Lakin Kuran Necm suresi 34. ayet soyle soyler: "Ve a’tâ kalîlen ve ekdâ." Yani "Azini verir cogunu cimrice kendine saklar." Allah Kuran'i Kerim Bakara Suresi 219. ayette soyle buyuruyor: "Yes’elûneke anil hamri vel meysir(meysiri), kul fîhimâ ismun kebîrun ve menâfiu lin nâsi, ve ismuhumâ ekberu min nef’ihimâ ve yes’elûneke mâzâ yunfikûn(yunfikûne) kulil afve, kezâlike yubeyyinullâhu lekumul âyâti leallekum tetefekkerûn(tetefekkerûne)." Anlami: "Sana şaraptan (icki) ve kumardan soruyorlar. De ki: “O ikisinde de hem büyük günah hem de insanlar için (bazı) faydalar vardır. (Fakat) onların günahları, faydalarından daha büyüktür.” Ve sana (Allah için) neyi infâk edeceklerini (vereceklerini) soruyorlar. De ki: “Afv ettiklerinizi (vazgeçtiklerinizi, ihtiyaç fazlasını) (infâk edin).” Allah, âyetleri size işte böyle açıklıyor. Umulur ki böylece siz tefekkür edersiniz (bunlardaki hikmetleri düşünürsünüz)."
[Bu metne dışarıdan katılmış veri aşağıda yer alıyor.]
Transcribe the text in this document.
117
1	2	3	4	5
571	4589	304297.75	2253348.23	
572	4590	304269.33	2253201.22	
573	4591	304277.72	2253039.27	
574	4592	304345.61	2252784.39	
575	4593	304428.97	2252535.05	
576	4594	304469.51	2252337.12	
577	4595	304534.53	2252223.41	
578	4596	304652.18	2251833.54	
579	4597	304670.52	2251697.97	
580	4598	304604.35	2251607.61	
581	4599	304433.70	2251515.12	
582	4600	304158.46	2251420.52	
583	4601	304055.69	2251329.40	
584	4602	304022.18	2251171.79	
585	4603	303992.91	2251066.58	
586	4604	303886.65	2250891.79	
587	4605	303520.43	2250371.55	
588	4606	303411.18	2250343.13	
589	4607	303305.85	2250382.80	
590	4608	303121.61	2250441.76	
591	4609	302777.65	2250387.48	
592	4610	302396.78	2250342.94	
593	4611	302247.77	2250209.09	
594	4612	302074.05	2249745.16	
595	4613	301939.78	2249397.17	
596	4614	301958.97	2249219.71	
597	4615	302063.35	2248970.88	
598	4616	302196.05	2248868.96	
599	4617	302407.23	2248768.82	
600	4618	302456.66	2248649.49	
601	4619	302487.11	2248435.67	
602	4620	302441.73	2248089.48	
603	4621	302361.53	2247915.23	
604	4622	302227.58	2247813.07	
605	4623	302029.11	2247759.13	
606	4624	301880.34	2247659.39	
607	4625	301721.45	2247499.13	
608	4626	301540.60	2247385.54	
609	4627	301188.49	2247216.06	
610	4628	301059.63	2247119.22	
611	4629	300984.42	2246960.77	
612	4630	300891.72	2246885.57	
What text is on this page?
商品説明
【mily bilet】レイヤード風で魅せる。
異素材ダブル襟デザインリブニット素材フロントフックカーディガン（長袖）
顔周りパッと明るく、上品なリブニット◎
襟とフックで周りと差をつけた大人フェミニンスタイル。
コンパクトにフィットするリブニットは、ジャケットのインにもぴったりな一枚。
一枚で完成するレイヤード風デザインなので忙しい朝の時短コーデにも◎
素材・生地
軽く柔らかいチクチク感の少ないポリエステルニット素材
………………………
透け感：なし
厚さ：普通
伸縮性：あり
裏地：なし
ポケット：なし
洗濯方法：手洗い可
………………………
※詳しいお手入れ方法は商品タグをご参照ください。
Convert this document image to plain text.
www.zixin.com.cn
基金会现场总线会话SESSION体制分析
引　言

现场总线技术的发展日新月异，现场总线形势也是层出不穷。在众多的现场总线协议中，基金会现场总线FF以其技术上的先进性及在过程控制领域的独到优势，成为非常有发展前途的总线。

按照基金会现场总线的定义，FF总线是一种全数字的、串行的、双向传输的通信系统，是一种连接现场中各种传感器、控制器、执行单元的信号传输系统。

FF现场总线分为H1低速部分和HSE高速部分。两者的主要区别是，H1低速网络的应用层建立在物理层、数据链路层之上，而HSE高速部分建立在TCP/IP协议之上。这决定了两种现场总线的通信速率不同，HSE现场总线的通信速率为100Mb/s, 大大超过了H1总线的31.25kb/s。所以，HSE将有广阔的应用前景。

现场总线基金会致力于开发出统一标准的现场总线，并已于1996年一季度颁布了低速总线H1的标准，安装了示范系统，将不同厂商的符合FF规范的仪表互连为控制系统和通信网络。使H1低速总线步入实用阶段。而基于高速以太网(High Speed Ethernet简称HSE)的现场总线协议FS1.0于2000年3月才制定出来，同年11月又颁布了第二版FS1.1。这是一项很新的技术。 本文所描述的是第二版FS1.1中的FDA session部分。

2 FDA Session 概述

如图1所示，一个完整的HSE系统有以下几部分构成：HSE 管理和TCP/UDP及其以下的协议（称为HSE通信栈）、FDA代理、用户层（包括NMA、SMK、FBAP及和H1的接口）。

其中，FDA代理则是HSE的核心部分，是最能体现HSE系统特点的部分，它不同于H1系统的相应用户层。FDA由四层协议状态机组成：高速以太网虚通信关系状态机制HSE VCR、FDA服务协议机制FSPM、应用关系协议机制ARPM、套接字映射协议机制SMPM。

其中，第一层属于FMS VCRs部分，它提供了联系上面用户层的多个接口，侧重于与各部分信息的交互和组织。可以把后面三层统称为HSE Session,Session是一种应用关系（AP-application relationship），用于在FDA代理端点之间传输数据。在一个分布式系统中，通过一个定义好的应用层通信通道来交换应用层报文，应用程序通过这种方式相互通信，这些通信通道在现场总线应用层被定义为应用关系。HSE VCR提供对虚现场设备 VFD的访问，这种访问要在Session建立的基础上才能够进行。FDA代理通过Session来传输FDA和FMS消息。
Goruldugu uzere Allah (cc) ickinin bile faydalari olabilecegini, fakat zararlarinin daha cok oldugunu, fakat ihtiyac fazlamizi paylamamiz gerektigini emretmis. Nereden cikiyor bu 40'ta 1 o zaman?
Sosyalizm'de yine ayni sekilde var olani paylasma, tek elde toplamama, emege gore mal edinme, yurttaslar arasinda gelir ucurumu yaratmama temellerine dayanir. Bu baglamda Islam sosyalizm ile daha onceki yazilarimda da belirttigim uzere son derece paralellikler tasir.
O gun Araplar mal mulk para pul derdine dusmese, biz zekat vermeyecez diye isyan etmese, Allah rizasini gozetse, fakirlerle malini paylasmaya yanassa, yani sosyalist olsa ya da en azindan paylasimci olsa kimbilir peygamber efendimizin cenazesini 17 degil 170bin kisi kaldiracakti.